Volvimos a la senda con el estómago lleno y el corazón aún más. Nos quedaban poco más de 20 kilómetros hasta la meta del día. El silencio en este tramo era casi postal: quizá el cansancio, quizá la certeza de estar tan cerca, o tal vez ese misterio del Camino que obliga a mirar más al horizonte que a los propios pies.

De pronto, la primera anécdota: tuvimos que recurrir al botiquín. Una rodilla rebelde interrumpió la marcha. Y allí, el Párroco obró lo suyo: tomó el aerosol milagroso y lo roció con tanta solemnidad que parecía agua bendita. Fue casi un exorcismo contra el dolor, y juro que funcionó.
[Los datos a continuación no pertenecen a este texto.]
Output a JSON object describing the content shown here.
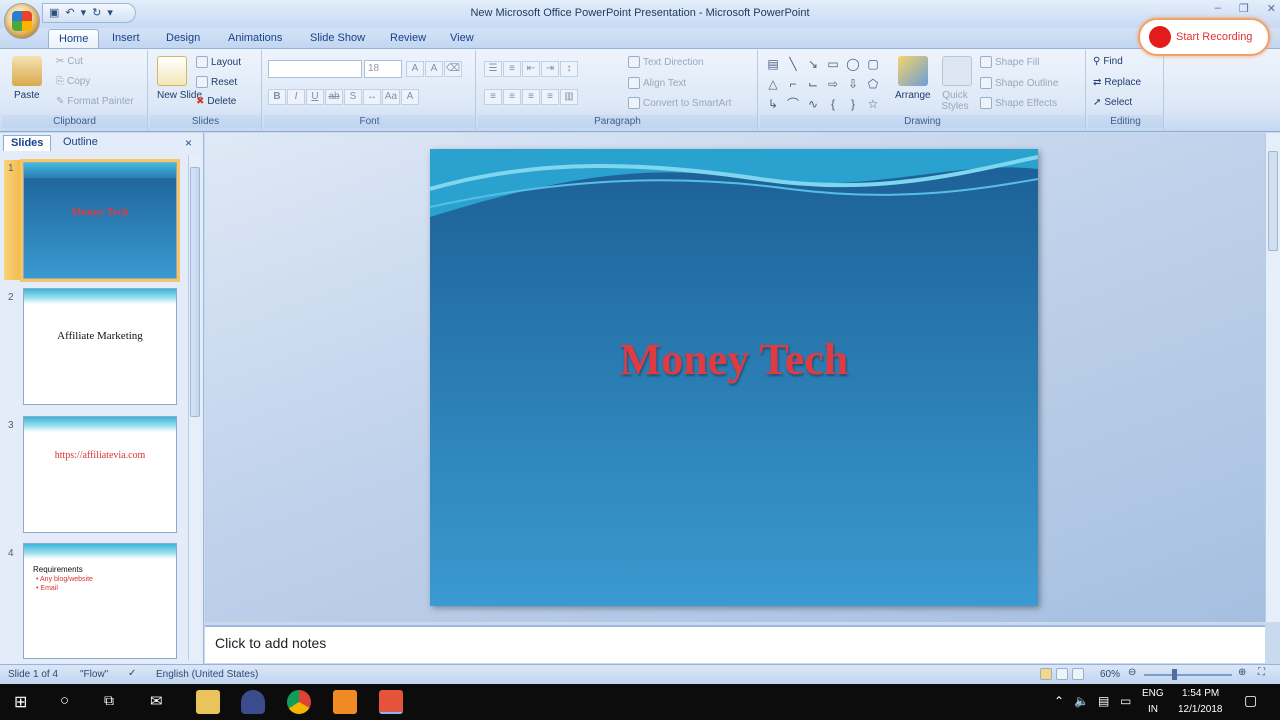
{
  "window": {
    "title": "New Microsoft Office PowerPoint Presentation - Microsoft PowerPoint"
  },
  "tabs": [
    "Home",
    "Insert",
    "Design",
    "Animations",
    "Slide Show",
    "Review",
    "View"
  ],
  "ribbon": {
    "clipboard": {
      "paste": "Paste",
      "cut": "Cut",
      "copy": "Copy",
      "format_painter": "Format Painter",
      "label": "Clipboard"
    },
    "slides": {
      "new_slide": "New Slide",
      "layout": "Layout",
      "reset": "Reset",
      "delete": "Delete",
      "label": "Slides"
    },
    "font": {
      "size": "18",
      "label": "Font"
    },
    "paragraph": {
      "text_direction": "Text Direction",
      "align_text": "Align Text",
      "convert_smartart": "Convert to SmartArt",
      "label": "Paragraph"
    },
    "drawing": {
      "arrange": "Arrange",
      "quick_styles": "Quick Styles",
      "shape_fill": "Shape Fill",
      "shape_outline": "Shape Outline",
      "shape_effects": "Shape Effects",
      "label": "Drawing"
    },
    "editing": {
      "find": "Find",
      "replace": "Replace",
      "select": "Select",
      "label": "Editing"
    }
  },
  "recording": {
    "label": "Start Recording"
  },
  "panel": {
    "tab_slides": "Slides",
    "tab_outline": "Outline"
  },
  "slides": [
    {
      "num": "1",
      "title": "Money Tech"
    },
    {
      "num": "2",
      "title": "Affiliate Marketing"
    },
    {
      "num": "3",
      "title": "https://affiliatevia.com"
    },
    {
      "num": "4",
      "title": "Requirements",
      "bullets": [
        "Any blog/website",
        "Email"
      ]
    }
  ],
  "main_slide": {
    "title": "Money Tech"
  },
  "notes": {
    "placeholder": "Click to add notes"
  },
  "status": {
    "slide": "Slide 1 of 4",
    "theme": "\"Flow\"",
    "language": "English (United States)",
    "zoom": "60%"
  },
  "taskbar": {
    "lang1": "ENG",
    "lang2": "IN",
    "time": "1:54 PM",
    "date": "12/1/2018"
  }
}
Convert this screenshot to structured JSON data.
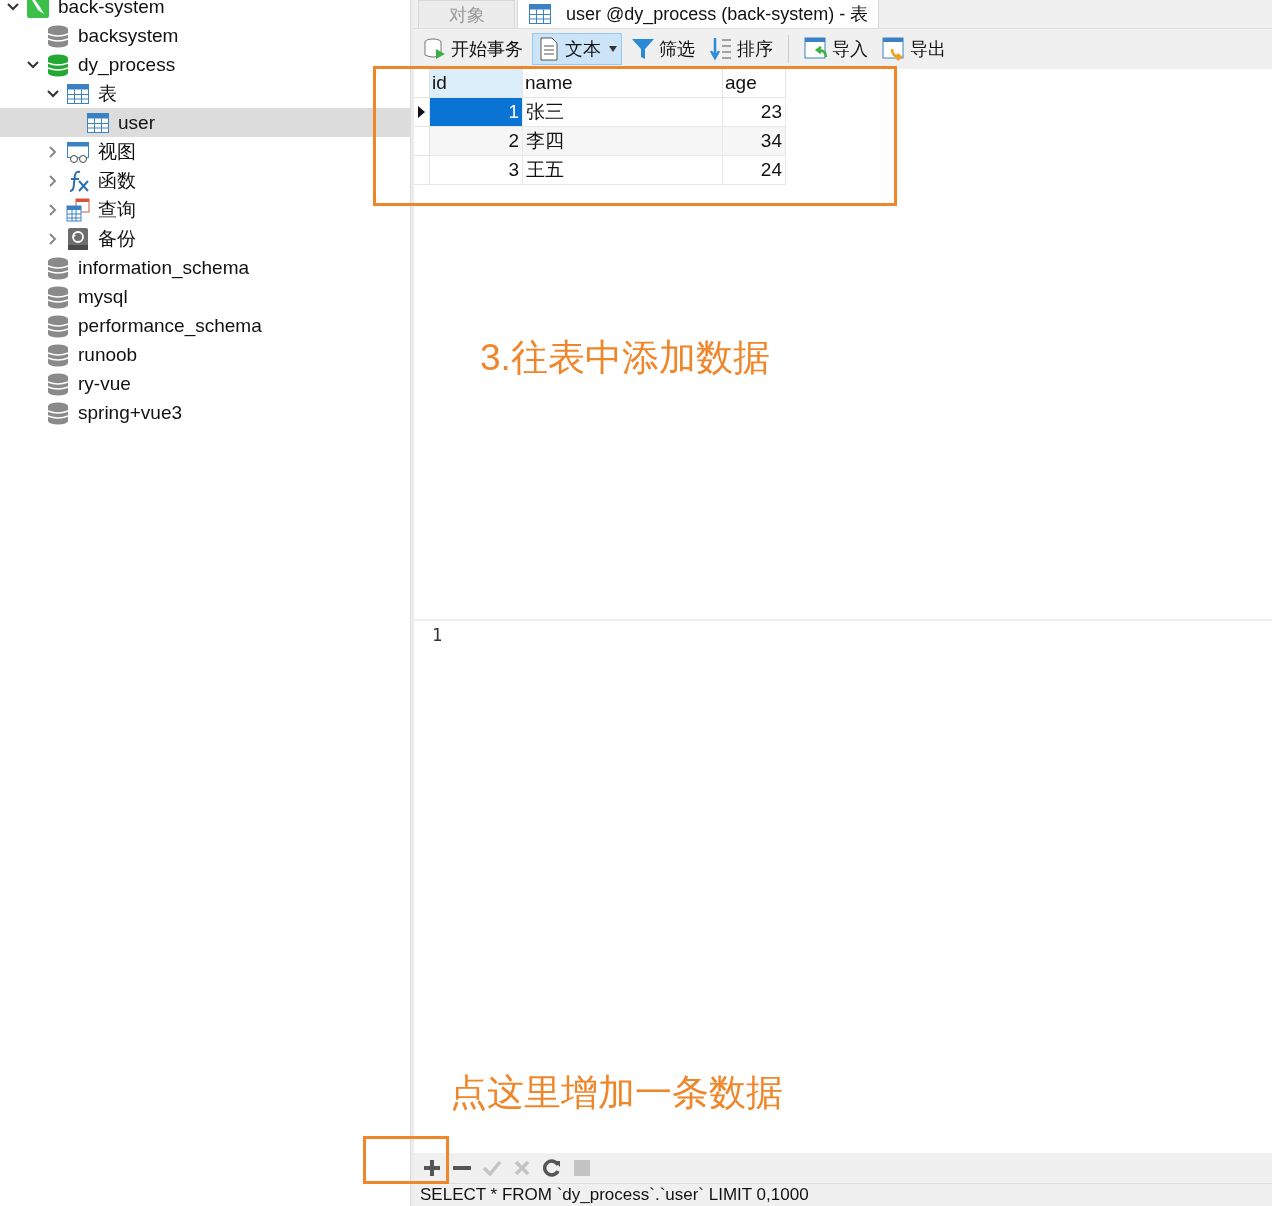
{
  "navigator": {
    "items": [
      {
        "label": "back-system",
        "kind": "connection",
        "expanded": true,
        "selected": false,
        "children": [
          {
            "label": "backsystem",
            "kind": "database",
            "open": false,
            "selected": false
          },
          {
            "label": "dy_process",
            "kind": "database",
            "open": true,
            "expanded": true,
            "selected": false,
            "children": [
              {
                "label": "表",
                "kind": "tables",
                "expanded": true,
                "selected": false,
                "children": [
                  {
                    "label": "user",
                    "kind": "table",
                    "selected": true
                  }
                ]
              },
              {
                "label": "视图",
                "kind": "views",
                "expanded": false,
                "selected": false
              },
              {
                "label": "函数",
                "kind": "functions",
                "expanded": false,
                "selected": false
              },
              {
                "label": "查询",
                "kind": "queries",
                "expanded": false,
                "selected": false
              },
              {
                "label": "备份",
                "kind": "backups",
                "expanded": false,
                "selected": false
              }
            ]
          },
          {
            "label": "information_schema",
            "kind": "database",
            "open": false,
            "selected": false
          },
          {
            "label": "mysql",
            "kind": "database",
            "open": false,
            "selected": false
          },
          {
            "label": "performance_schema",
            "kind": "database",
            "open": false,
            "selected": false
          },
          {
            "label": "runoob",
            "kind": "database",
            "open": false,
            "selected": false
          },
          {
            "label": "ry-vue",
            "kind": "database",
            "open": false,
            "selected": false
          },
          {
            "label": "spring+vue3",
            "kind": "database",
            "open": false,
            "selected": false
          }
        ]
      }
    ]
  },
  "tabs": [
    {
      "label": "对象",
      "kind": "objects",
      "selected": false
    },
    {
      "label": "user @dy_process (back-system) - 表",
      "kind": "table",
      "selected": true
    }
  ],
  "toolbar": [
    {
      "label": "开始事务",
      "kind": "transaction",
      "selected": false
    },
    {
      "label": "文本",
      "kind": "text",
      "selected": true,
      "dropdown": true
    },
    {
      "label": "筛选",
      "kind": "filter",
      "selected": false
    },
    {
      "label": "排序",
      "kind": "sort",
      "selected": false
    },
    {
      "label": "导入",
      "kind": "import",
      "selected": false,
      "separator_before": true
    },
    {
      "label": "导出",
      "kind": "export",
      "selected": false
    }
  ],
  "grid": {
    "columns": [
      "id",
      "name",
      "age"
    ],
    "rows": [
      {
        "cells": [
          "1",
          "张三",
          "23"
        ],
        "selected": true
      },
      {
        "cells": [
          "2",
          "李四",
          "34"
        ],
        "selected": false
      },
      {
        "cells": [
          "3",
          "王五",
          "24"
        ],
        "selected": false
      }
    ]
  },
  "editor": {
    "line_numbers": [
      "1"
    ]
  },
  "record_toolbar": [
    {
      "kind": "add",
      "disabled": false
    },
    {
      "kind": "delete",
      "disabled": false
    },
    {
      "kind": "apply",
      "disabled": true
    },
    {
      "kind": "discard",
      "disabled": true
    },
    {
      "kind": "refresh",
      "disabled": false
    },
    {
      "kind": "stop",
      "disabled": true
    }
  ],
  "status_bar": {
    "sql": "SELECT * FROM `dy_process`.`user` LIMIT 0,1000"
  },
  "annotations": [
    {
      "kind": "box"
    },
    {
      "kind": "note",
      "text": "3.往表中添加数据"
    },
    {
      "kind": "note",
      "text": "点这里增加一条数据"
    },
    {
      "kind": "box"
    }
  ]
}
Nosotros —el Párroco, el Mètré y yo— caminábamos en retaguardia. La charla giraba en torno a viejos viajes y anécdotas, cuando un torbellino nos pasó por la derecha: ¡las Valencianas! Esta vez con un nuevo amigo, un misterio en zapatillas. Fueron un relámpago alegre que nos dejó una nube de risas.
Lo que más llamó la atención en este tramo fue la cantidad de puestos improvisados que ofrecían sellos únicos para la credencial. El Párroco, naturalmente, no dejó pasar ni uno. Cada sello era para él como un sacramento: fila tras fila, con paciencia infinita, recogía esas marcas de memoria que ningún peregrino olvida.

La llegada a Padrón ya se sentía cercana. Pueblo cargado de historia: aquí, según la tradición, llegaron los restos del Apóstol Santiago en una barca de piedra que el río Sar guió hasta sus orillas. Cuna también del gran Rosalía de Castro, donde la poesía se respira en cada esquina.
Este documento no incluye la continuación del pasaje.